# OpenMM - An Overview

This notebook provides a practical introduction to the molecular dynamics (MD) engine OpenMM and was prepared for a journal club presentation at the [Structural Bioinformatics and Computational Biochemistry Unit](http://sbcb.bioch.ox.ac.uk/) at the University of Oxford. It is inspired by [OpenMM 7: Rapid development of high performance algorithms for molecular dynamics](https://doi.org/10.1371/journal.pcbi.1005659), the paper introducing the latest version of OpenMM.

### OpenMM - Who is it for?

We already have AMBER, CHARMM, GROMACS, and NAMD (not to mention Expresso, Desmond, LAMMPS, Tinker, and many others), so why do we need yet another MD engine?

The answer is: flexibility! OpenMM provides its users with an unrecedented level of control over their simulations, starting from the ability to write custom simulation scripts in Python to the capability of defining novel forces and even integrators. At the same time, it provides competetive performance by implementing kernels to run simulations on GPU hardware - without requiring the user to write CUDA or even C++ code. These features together make OpenMM a powerful research tool for the molecular simulation community.

### And who should stay away?

There is only one real shortcoming of OpenMM: It does not support MPI parallelism. So if you plan on simulating very large systems that would benefit from scaling to hundrets or thousands of cores, OpenMM might not be the best choice. Similarly, if the hardware you have available does not come with GPUs, you will be limited to a handful of threads and will not see competetive performance.

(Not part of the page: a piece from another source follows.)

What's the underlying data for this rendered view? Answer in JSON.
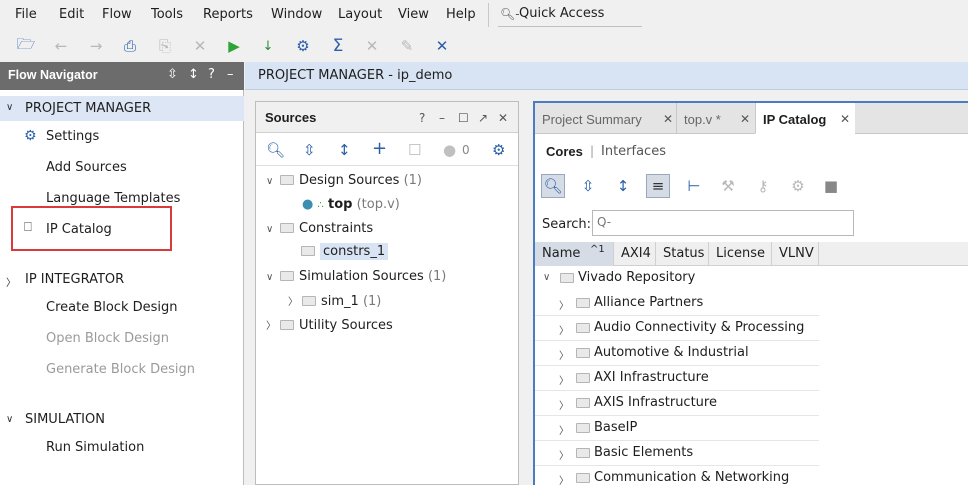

Another thing to keep in mind is that OpenMM's flexibility comes at the cost of an increased ramp up time. Writing a robust simulation script for productive use takes some time even for experienced Python programmers. If all you want to do is run a simple MD simulation, you might achieve that goal faster by using a tool like GROMACS.

## Installing OpenMM

By far the easiest way of installing OpenMM is through the `conda` package manager of Anaconda Python. This requires no compilation from source, needs no root rights, and takes care of all dependencies except for CUDA.

As of OpenMM 7.3, `conda` packages compatible with all CUDA versions back to 7.5 are available from the [Anaconda Cloud](https://anaconda.org/omnia/openmm). All you need to do is specify the right label when selecting the installation channel.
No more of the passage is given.